Parents and caregivers value their autonomy in the choice of moisturizers for their affected children and have different considerations in what they consider as ideal moisturizers. These include potential for skin irritation, vehicle thickness, greasiness, and cost. Often, they may be uncertain and even confused over the wide variety of commercial moisturizer products available. Rather than a trial-and-error approach, a more evidence-based approach is recommended [13]. The choice of moisturizers should also be suited to the patient’s needs and preferences and based upon the skin condition, tolerability, climatic condition, lifestyle, and affordability [8, 14, 15]. Our findings support and add to the existing literature on the irritation potential of a commercially available moisturizer compared with urea cream in the treatment of AD and will be useful in guiding physicians on recommendations for moisturizers for their AD patients as well as to improve patient compliance [10,11,12]. The urea cream can still be beneficial for AD children with nonexcoriated chronically xerotic skin for maintenance therapy but should be avoided in acute flares, especially in the presence of excoriations.

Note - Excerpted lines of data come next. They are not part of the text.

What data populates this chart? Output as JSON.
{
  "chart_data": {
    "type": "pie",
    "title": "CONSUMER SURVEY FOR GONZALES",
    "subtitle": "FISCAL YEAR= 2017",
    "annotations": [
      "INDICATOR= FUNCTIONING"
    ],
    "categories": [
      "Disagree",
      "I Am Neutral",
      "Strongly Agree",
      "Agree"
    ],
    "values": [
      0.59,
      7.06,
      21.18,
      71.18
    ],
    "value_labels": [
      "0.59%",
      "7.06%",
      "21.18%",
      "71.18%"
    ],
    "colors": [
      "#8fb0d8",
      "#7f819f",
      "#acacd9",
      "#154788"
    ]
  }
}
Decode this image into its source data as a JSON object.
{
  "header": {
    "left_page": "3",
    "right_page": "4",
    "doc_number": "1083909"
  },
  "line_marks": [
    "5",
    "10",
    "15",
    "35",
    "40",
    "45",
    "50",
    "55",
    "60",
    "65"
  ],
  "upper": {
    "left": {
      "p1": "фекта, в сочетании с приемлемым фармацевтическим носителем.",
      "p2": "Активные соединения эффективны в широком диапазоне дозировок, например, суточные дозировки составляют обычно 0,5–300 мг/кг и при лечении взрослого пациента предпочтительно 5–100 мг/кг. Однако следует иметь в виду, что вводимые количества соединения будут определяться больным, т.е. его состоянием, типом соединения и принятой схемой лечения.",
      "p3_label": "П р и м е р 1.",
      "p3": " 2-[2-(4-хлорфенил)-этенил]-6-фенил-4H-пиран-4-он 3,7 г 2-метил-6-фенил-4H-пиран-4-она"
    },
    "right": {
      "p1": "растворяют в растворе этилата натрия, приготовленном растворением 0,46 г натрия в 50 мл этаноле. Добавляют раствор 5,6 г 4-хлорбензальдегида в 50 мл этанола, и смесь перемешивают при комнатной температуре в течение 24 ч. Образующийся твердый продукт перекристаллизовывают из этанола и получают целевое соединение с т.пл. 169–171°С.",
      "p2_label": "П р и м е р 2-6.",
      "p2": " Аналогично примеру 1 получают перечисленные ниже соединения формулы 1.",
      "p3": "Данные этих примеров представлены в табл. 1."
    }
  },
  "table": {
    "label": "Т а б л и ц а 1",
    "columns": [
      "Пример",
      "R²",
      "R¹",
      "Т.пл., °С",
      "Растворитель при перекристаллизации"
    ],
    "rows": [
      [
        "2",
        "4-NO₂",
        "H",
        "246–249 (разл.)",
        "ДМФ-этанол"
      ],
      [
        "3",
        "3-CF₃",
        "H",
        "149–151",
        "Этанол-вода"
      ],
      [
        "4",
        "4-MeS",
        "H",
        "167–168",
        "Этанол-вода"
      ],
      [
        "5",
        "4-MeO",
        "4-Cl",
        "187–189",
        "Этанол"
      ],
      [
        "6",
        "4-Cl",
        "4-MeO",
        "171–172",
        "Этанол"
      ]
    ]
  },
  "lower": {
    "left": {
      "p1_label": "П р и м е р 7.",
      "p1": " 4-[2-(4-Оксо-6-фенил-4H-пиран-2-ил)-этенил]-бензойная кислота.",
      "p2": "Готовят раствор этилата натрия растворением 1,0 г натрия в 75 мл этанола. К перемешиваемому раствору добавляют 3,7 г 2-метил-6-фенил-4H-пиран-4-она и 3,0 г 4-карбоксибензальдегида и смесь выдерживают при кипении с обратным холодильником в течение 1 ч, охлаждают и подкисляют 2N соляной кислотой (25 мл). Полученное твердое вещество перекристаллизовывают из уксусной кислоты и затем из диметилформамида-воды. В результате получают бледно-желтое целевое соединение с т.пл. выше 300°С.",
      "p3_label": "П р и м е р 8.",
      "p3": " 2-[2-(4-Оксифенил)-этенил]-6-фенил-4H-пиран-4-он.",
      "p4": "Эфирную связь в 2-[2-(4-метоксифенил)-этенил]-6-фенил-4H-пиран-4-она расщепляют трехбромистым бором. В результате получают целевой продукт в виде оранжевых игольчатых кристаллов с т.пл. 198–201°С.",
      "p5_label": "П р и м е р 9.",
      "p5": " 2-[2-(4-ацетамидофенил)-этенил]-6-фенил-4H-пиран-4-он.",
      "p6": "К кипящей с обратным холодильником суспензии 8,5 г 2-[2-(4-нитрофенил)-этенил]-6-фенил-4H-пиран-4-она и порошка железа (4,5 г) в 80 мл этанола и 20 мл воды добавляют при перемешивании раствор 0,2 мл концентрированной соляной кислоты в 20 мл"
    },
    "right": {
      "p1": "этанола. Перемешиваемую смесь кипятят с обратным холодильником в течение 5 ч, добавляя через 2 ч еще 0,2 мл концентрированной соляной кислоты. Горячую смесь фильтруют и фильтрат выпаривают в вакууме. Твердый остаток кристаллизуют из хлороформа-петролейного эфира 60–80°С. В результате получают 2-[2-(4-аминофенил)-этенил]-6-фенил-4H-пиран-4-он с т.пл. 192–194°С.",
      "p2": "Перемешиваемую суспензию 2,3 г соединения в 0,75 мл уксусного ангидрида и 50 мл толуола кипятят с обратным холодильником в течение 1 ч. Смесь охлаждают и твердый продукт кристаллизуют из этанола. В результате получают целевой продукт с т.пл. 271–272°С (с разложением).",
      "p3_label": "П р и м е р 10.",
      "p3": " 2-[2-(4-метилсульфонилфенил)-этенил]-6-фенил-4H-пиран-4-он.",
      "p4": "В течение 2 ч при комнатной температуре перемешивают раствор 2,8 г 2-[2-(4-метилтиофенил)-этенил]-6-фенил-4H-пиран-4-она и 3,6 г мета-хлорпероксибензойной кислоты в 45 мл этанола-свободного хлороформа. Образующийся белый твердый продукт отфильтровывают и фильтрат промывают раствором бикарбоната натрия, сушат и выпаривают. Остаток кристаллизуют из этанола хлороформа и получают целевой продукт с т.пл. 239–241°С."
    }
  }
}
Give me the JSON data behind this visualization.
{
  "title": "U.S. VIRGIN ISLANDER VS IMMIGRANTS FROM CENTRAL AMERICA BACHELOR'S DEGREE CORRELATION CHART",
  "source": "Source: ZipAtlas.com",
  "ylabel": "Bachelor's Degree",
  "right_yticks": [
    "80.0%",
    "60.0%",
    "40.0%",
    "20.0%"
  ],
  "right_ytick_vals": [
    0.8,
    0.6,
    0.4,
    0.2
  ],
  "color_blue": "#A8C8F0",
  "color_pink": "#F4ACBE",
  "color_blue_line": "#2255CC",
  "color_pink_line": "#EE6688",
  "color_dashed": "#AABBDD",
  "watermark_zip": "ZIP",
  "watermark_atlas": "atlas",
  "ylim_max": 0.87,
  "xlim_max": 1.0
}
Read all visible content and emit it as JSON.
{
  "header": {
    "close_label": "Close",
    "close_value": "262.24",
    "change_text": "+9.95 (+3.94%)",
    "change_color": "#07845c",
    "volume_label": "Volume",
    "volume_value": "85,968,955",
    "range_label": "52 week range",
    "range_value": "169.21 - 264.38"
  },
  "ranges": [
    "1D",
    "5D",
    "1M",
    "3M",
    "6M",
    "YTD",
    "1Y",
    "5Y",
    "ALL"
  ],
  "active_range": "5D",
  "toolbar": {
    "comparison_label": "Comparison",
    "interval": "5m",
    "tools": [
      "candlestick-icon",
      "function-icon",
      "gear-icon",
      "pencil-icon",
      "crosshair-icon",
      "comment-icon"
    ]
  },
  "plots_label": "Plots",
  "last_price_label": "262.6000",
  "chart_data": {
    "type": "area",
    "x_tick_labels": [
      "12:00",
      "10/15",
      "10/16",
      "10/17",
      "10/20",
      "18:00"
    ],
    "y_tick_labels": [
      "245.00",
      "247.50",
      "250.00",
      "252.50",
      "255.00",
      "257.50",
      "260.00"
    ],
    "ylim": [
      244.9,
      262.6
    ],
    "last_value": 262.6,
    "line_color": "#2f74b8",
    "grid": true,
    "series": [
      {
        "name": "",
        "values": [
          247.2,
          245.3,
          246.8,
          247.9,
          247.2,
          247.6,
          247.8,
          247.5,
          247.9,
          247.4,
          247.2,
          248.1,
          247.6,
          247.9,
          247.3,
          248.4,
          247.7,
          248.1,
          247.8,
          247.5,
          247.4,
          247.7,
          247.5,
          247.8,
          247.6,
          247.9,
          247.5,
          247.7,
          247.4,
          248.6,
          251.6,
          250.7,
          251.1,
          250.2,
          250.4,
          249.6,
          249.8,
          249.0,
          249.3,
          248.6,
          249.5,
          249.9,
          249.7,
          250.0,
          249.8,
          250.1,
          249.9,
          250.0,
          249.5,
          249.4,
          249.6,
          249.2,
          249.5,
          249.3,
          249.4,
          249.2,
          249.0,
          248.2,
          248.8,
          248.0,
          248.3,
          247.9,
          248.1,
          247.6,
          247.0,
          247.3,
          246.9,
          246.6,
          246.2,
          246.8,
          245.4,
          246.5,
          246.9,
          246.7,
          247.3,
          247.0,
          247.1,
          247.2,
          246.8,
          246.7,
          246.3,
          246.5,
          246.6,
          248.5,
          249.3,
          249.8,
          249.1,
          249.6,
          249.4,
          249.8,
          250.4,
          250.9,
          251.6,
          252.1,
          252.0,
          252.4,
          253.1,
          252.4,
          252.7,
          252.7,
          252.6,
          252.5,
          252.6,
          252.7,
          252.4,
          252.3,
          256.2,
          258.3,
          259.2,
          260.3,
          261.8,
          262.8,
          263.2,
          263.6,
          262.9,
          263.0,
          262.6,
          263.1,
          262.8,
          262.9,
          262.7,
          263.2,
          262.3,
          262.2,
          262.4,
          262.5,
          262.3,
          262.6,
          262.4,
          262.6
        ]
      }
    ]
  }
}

The main strength of our study is its randomized direct comparison of two different moisturizers concurrently in a single patient, minimizing confounding effects. In addition, skin irritation was objectively assessed using a validated severity scoring system. We acknowledge that staff and study personnel were not blinded, which may result in research bias, but due to the objective nature of the assessment and the lack of any further intervention from medical staff after the assessment was reported, this bias would have minimal effect on the study outcome.

Moisturizers should also be applied regularly over the body every day in AD patients and not just to a limited area that is in an acute flare. Our study was limited in the assessment of potential for irritation of the moisturizers in other areas of the body or after a regular consistent application over a longer duration. However, we believe that the antecubital fossae are common sites of flares in this age group and would be a good representative location. Furthermore, a single first-time test application in this age group of patients would likely suffice to influence their choice for their preferred moisturizer, especially if a noxious sensation were experienced.

Despite the relatively small sample size of our study, we were able to demonstrate a statistically significant lower VAS score for the ceramide-based cream compared with the urea 5% one. We believe that, with a larger sample size, the patient’s preference for which moisturizer they would choose to use daily would have also reached statistical significance. In addition, assessment of compliance over a longer duration may have increased the strength of our study.

We recommend that future studies should include direct comparisons of not only the potential for irritation of a variety of eczema-friendly moisturizers and washes but also the greasiness and other common adverse effects and compliance over a longer period of use.

Conclusions

It is important to consider the potential for irritation of prescribed moisturizers in AD patients to improve compliance with treatment. Given the findings of our study, a ceramide-based moisturizer such as Ceradan® cream may be considered as a suitable choice for children to minimize irritation from moisturizer treatment of AD, especially in acute flares.